Blaming and targeting LGBTI people

The two-page guidance lists other ways LGBTI people may be particularly vulnerable during the pandemic.

Examples of health care discrimination based on sexual orientation, or on gender identity or expression, have been extensively documented in many countries, which can increase COVID-19 risk for LGBTI people.

There have also been “scattered reports” about LGBTI people being blamed for the disease, while police in some countries have used COVID-19 directives to attack and target LGBTI organizations.

With lockdowns and other stay-at-home restrictions in place, many LGBTI youth are now confined in hostile environments with unsupportive family members, putting them at risk of violence or increasing their anxiety or depression.

Protecting everyone’s rights

The UN guidance identifies steps for national authorities and other stakeholders, such as ensuring support services and shelters remain available at this time.

“We know that efforts to tackle the pandemic will only work if everyone’s rights to life and health are protected”, said Ms. Bachelet.

“For LGBTI people, this means identifying and addressing the ways in which they are particularly vulnerable, ensuring they are not discriminated against, and finding solutions. It also means ensuring their voices are heard.”

Antisemitic hatred rising

Meanwhile, a UN independent expert is highlighting the “alarming rise” in antisemitic hatred since the start of the COVID-19 crisis.

Ahmed Shaheed is concerned that some religious leaders and politicians continue to exploit the pandemic to spread hatred against Jews and other minorities.

Mr. Shaheed, who is the UN Special Rapporteur on freedom of religion or belief, called for people everywhere to reject antisemitism and other forms of intolerance and discrimination.
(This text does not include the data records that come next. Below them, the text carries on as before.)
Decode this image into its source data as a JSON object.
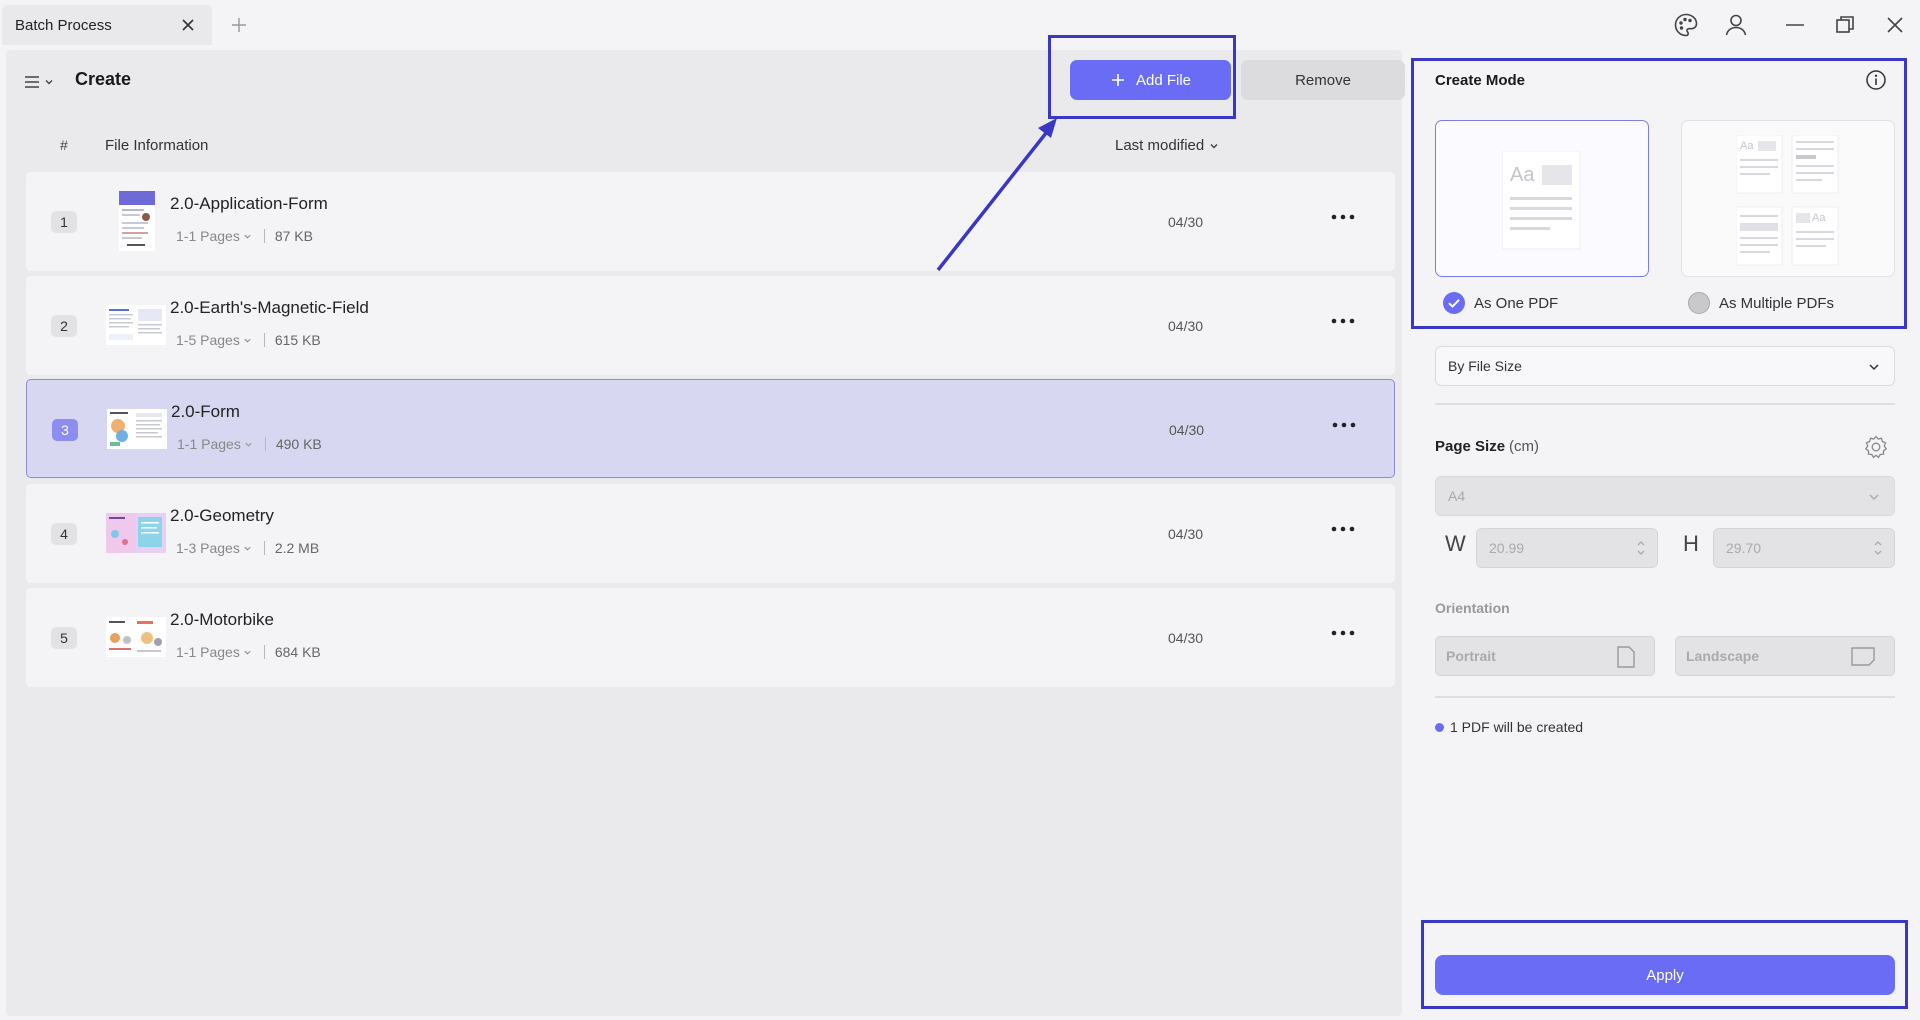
{
  "window": {
    "tab_title": "Batch Process"
  },
  "header": {
    "title": "Create",
    "add_file_label": "Add File",
    "remove_label": "Remove"
  },
  "table": {
    "col_number": "#",
    "col_info": "File Information",
    "col_modified": "Last modified",
    "rows": [
      {
        "num": "1",
        "name": "2.0-Application-Form",
        "pages": "1-1 Pages",
        "size": "87 KB",
        "date": "04/30",
        "selected": false
      },
      {
        "num": "2",
        "name": "2.0-Earth's-Magnetic-Field",
        "pages": "1-5 Pages",
        "size": "615 KB",
        "date": "04/30",
        "selected": false
      },
      {
        "num": "3",
        "name": "2.0-Form",
        "pages": "1-1 Pages",
        "size": "490 KB",
        "date": "04/30",
        "selected": true
      },
      {
        "num": "4",
        "name": "2.0-Geometry",
        "pages": "1-3 Pages",
        "size": "2.2 MB",
        "date": "04/30",
        "selected": false
      },
      {
        "num": "5",
        "name": "2.0-Motorbike",
        "pages": "1-1 Pages",
        "size": "684 KB",
        "date": "04/30",
        "selected": false
      }
    ]
  },
  "settings": {
    "create_mode_title": "Create Mode",
    "mode_one_label": "As One PDF",
    "mode_multiple_label": "As Multiple PDFs",
    "mode_selected": "As One PDF",
    "sort_select": "By File Size",
    "page_size_label": "Page Size",
    "page_size_unit": "(cm)",
    "page_size_value": "A4",
    "width_label": "W",
    "width_value": "20.99",
    "height_label": "H",
    "height_value": "29.70",
    "orientation_label": "Orientation",
    "portrait_label": "Portrait",
    "landscape_label": "Landscape",
    "status_text": "1 PDF will be created",
    "apply_label": "Apply"
  },
  "colors": {
    "accent": "#6b6cf5",
    "selected_row": "#d7d7f1",
    "annotation": "#3b37c6"
  },
  "icons": [
    "close-icon",
    "plus-icon",
    "palette-icon",
    "user-icon",
    "minimize-icon",
    "restore-icon",
    "window-close-icon",
    "menu-icon",
    "chevron-down-icon",
    "more-icon",
    "info-icon",
    "check-icon",
    "gear-icon",
    "stepper-icon",
    "portrait-icon",
    "landscape-icon"
  ]
}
He urged States to work with Jewish communities and organisations to strengthen monitoring of hate speech or crimes, and to develop strategies to support victims of antisemitism.

“Countering online hate speech also will not succeed if the mainstream or social media do not take seriously the reports of cyberhate targeting the Jews and other minorities”, he added

“They must remove any posts that incite to hatred or violence in addition to identifying and reporting fake news.”

Mr. Shaheed was appointed as a Special Rapporteur by the UN Human Rights Council in 2016.

Special Rapporteurs report back to the Council on a specific human rights theme or country situation. They are not UN staff and do not receive a salary for their work.